Another Lawyer Hero

by | 10.4.2018 | Columns

In some stories, it is easy to identify the hero.

In the New York Times bestseller, The Radium Girls, author Kate Moore tells a true story about awful workplace conditions in the early 20th Century. Through the 1920s and 1930s, young women worked in watch-making factories, painting glow-in-the-dark numerals on watch faces using radioactive paint. Their employers provided delicate artist brushes and required each woman to “point” the brush by licking the bristles each time she dipped the brush into the paint supply. Over twenty years, hundreds of these workers suffered radium contamination, which led to disfiguring tumors, rapid bone decay, and premature death.
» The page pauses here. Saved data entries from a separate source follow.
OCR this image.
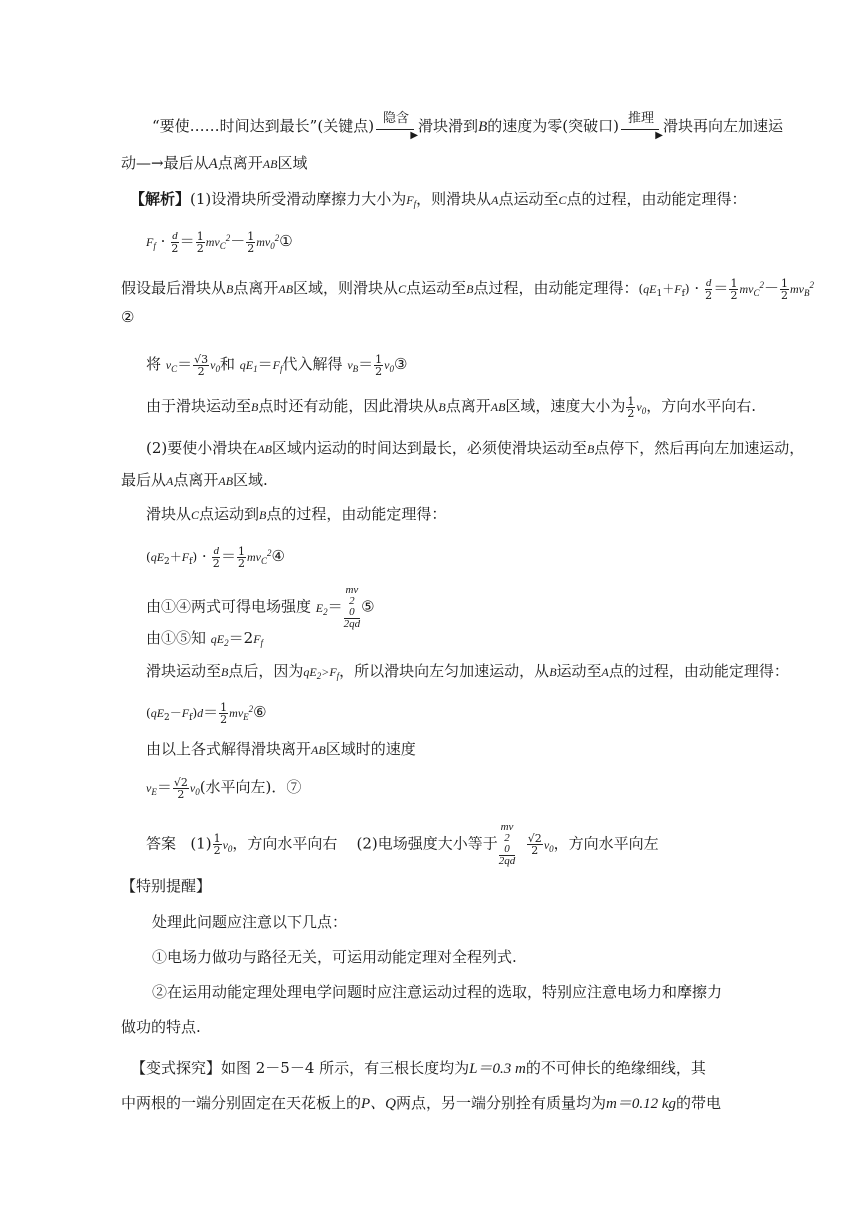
“要使……时间达到最长”(关键点) 隐含
▶
滑块滑到B的速度为零(突破口) 推理
▶
滑块再向左加速运
动—→最后从A点离开AB区域
【解析】(1)设滑块所受滑动摩擦力大小为$F_f$，则滑块从A点运动至C点的过程，由动能定理得：
$F_f \cdot \frac{d}{2} = \frac{1}{2} mv_C^2- \frac{1}{2}$ $mv_0^2①$
假设最后滑块从B点离开AB区域，则滑块从C点运动至B点过程，由动能定理得：$(qE_1+F_f) \cdot \frac{d}{2} = \frac{1}{2} mv_C^2- \frac{1}{2} mv_B^2$
②
将 $v_C= \frac{√3}{2} v_0$和 $qE_1=F_f$代入解得 $v_B= \frac{1}{2}$ $v_0③$
由于滑块运动至B点时还有动能，因此滑块从B点离开AB区域，速度大小为 $\frac{1}{2} v_0$，方向水平向右.
(2)要使小滑块在AB区域内运动的时间达到最长，必须使滑块运动至B点停下，然后再向左加速运动，
最后从A点离开AB区域.
滑块从C点运动到B点的过程，由动能定理得：
$(qE_2+F_f) \cdot \frac{d}{2} = \frac{1}{2}$ $mv_C^2④$
由①④两式可得电场强度 $E_2=$ mv
2
0
2qd ⑤
由①⑤知 $qE_2=2F_f$
滑块运动至B点后，因为$qE_2>F_f$，所以滑块向左匀加速运动，从B运动至A点的过程，由动能定理得：
$(qE_2-F_f)d= \frac{1}{2}$ $mv_E^2⑥$
由以上各式解得滑块离开AB区域时的速度
$v_E= \frac{√2}{2} v_0$(水平向左)．⑦
答案 $(1) \frac{1}{2} v_0$，方向水平向右 (2)电场强度大小等于 mv
2
0
2qd
$\frac{√2}{2} v_0$，方向水平向左
【特别提醒】
处理此问题应注意以下几点：
①电场力做功与路径无关，可运用动能定理对全程列式.
②在运用动能定理处理电学问题时应注意运动过程的选取，特别应注意电场力和摩擦力
做功的特点.
【变式探究】如图 2－5－4 所示，有三根长度均为L＝0.3 m的不可伸长的绝缘细线，其
中两根的一端分别固定在天花板上的P、Q两点，另一端分别拴有质量均为m＝0.12 kg的带电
Radium poisoning was incurable, and many workers died from it before reaching age 25. The employers knew of the danger, but the business was lucrative, so they denied any liability and refused to pay for employee health care.

In that era, the law did little to protect workers from on-the-job health hazards. Through the 1920s, many workers sued, but with no real success. Courts dismissed several lawsuits against the watch-manufacturers, with no recovery for the workers. But eventually Chicago trial lawyer Leonard Grossman took up the fight. The Radium Girls describes Grossman’s efforts to win compensation for workers who were poisoned at a watch-making plant located in Ottawa, Illinois. The litigation led to a dramatic trial in 1938, where Grossman’s clients received a verdict holding the company liable for poisoning its workers. Within a few short years after that verdict, all of the radium dial-painting operations in the U.S. had closed.
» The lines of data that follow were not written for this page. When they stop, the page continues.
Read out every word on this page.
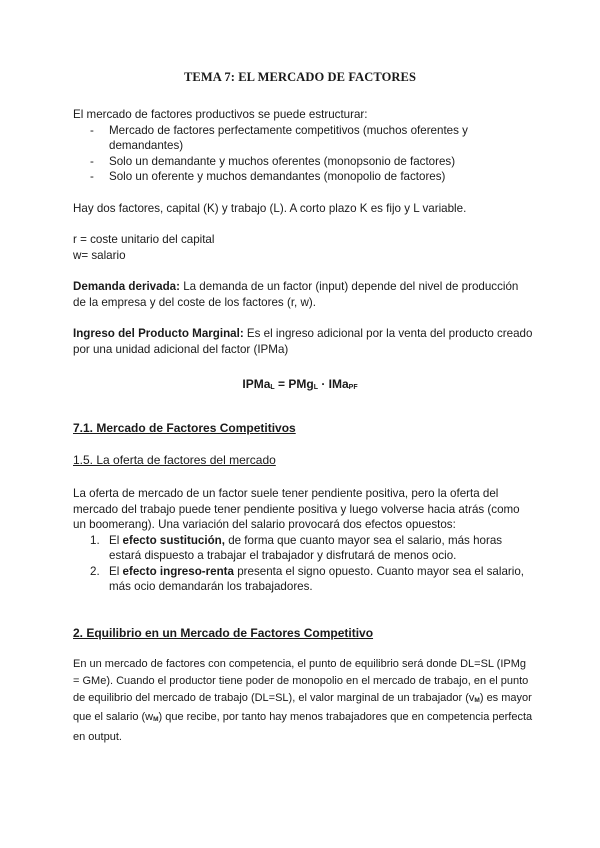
TEMA 7: EL MERCADO DE FACTORES

El mercado de factores productivos se puede estructurar:

- Mercado de factores perfectamente competitivos (muchos oferentes y demandantes)
- Solo un demandante y muchos oferentes (monopsonio de factores)
- Solo un oferente y muchos demandantes (monopolio de factores)

Hay dos factores, capital (K) y trabajo (L). A corto plazo K es fijo y L variable.

r = coste unitario del capital

w= salario

Demanda derivada: La demanda de un factor (input) depende del nivel de producción de la empresa y del coste de los factores (r, w).

Ingreso del Producto Marginal: Es el ingreso adicional por la venta del producto creado por una unidad adicional del factor (IPMa)

IPMa$_L$ = PMg$_L$ · IMa$_{PF}$
7.1. Mercado de Factores Competitivos
1.5. La oferta de factores del mercado

La oferta de mercado de un factor suele tener pendiente positiva, pero la oferta del mercado del trabajo puede tener pendiente positiva y luego volverse hacia atrás (como un boomerang). Una variación del salario provocará dos efectos opuestos:

1. El efecto sustitución, de forma que cuanto mayor sea el salario, más horas estará dispuesto a trabajar el trabajador y disfrutará de menos ocio.
2. El efecto ingreso-renta presenta el signo opuesto. Cuanto mayor sea el salario, más ocio demandarán los trabajadores.
2. Equilibrio en un Mercado de Factores Competitivo

En un mercado de factores con competencia, el punto de equilibrio será donde DL=SL (IPMg = GMe). Cuando el productor tiene poder de monopolio en el mercado de trabajo, en el punto de equilibrio del mercado de trabajo (DL=SL), el valor marginal de un trabajador $(v_M)$ es mayor que el salario $(w_M)$ que recibe, por tanto hay menos trabajadores que en competencia perfecta en output.
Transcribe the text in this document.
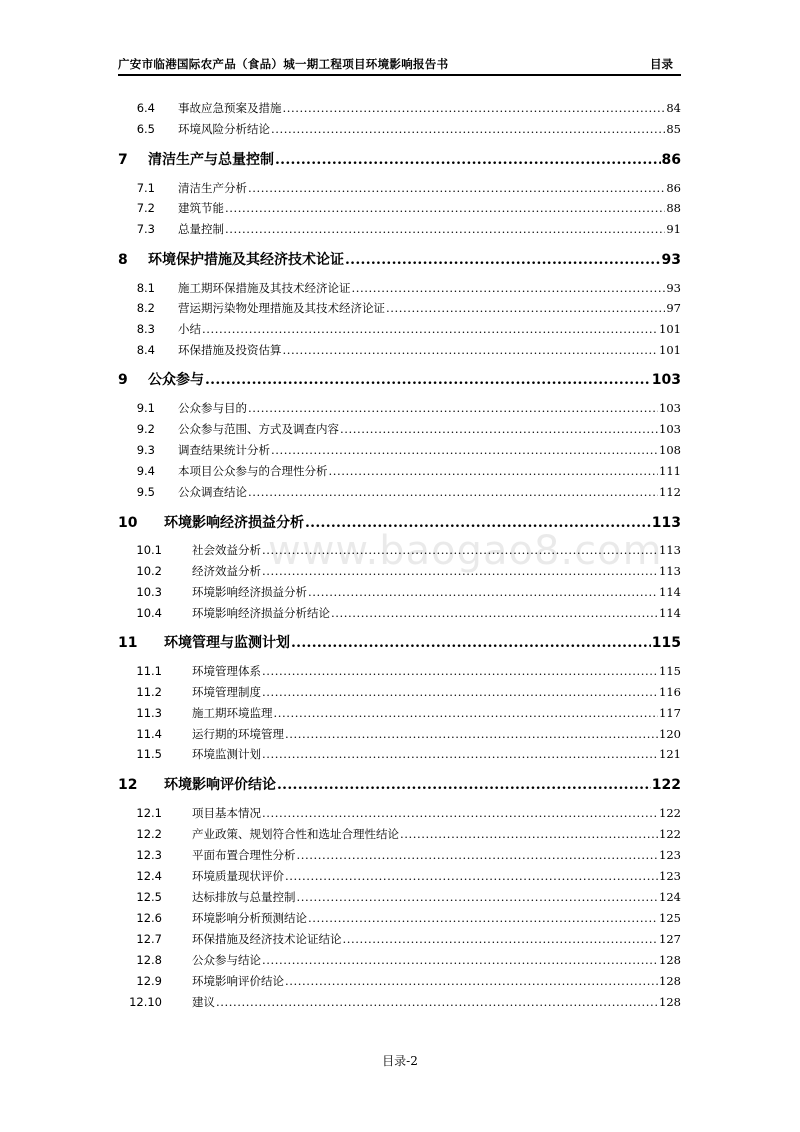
广安市临港国际农产品（食品）城一期工程项目环境影响报告书	目录
www.baogao8.com
6.4 事故应急预案及措施 .....	84
6.5 环境风险分析结论 .....	85
7	清洁生产与总量控制 .....	86
7.1 清洁生产分析 .....	86
7.2 建筑节能 .....	88
7.3 总量控制 .....	91
8	环境保护措施及其经济技术论证 .....	93
8.1 施工期环保措施及其技术经济论证 .....	93
8.2 营运期污染物处理措施及其技术经济论证 .....	97
8.3 小结 .....	101
8.4 环保措施及投资估算 .....	101
9	公众参与 .....	103
9.1 公众参与目的 .....	103
9.2 公众参与范围、方式及调查内容 .....	103
9.3 调查结果统计分析 .....	108
9.4 本项目公众参与的合理性分析 .....	111
9.5 公众调查结论 .....	112
10	环境影响经济损益分析 .....	113
10.1	社会效益分析 .....	113
10.2	经济效益分析 .....	113
10.3	环境影响经济损益分析 .....	114
10.4	环境影响经济损益分析结论 .....	114
11	环境管理与监测计划 .....	115
11.1	环境管理体系 .....	115
11.2	环境管理制度 .....	116
11.3	施工期环境监理 .....	117
11.4	运行期的环境管理 .....	120
11.5	环境监测计划 .....	121
12	环境影响评价结论 .....	122
12.1	项目基本情况 .....	122
12.2	产业政策、规划符合性和选址合理性结论 .....	122
12.3	平面布置合理性分析 .....	123
12.4	环境质量现状评价 .....	123
12.5	达标排放与总量控制 .....	124
12.6	环境影响分析预测结论 .....	125
12.7	环保措施及经济技术论证结论 .....	127
12.8	公众参与结论 .....	128
12.9	环境影响评价结论 .....	128
12.10	建议 .....	128
目录-2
The Radium Girls is a page-turner, a readable account of a trial that was closely-watched in its day. It is thoroughly researched, with a sweeping story that spans almost three decades.

Because Leonard Grossman was willing to take on a well-funded corporate defendant, against long odds, his clients finally received justice. And because of his hard work, thousands of factory workers may have been saved from near-certain death.  Grossman is a hero for lawyers today, a reminder of how our work can make a big difference.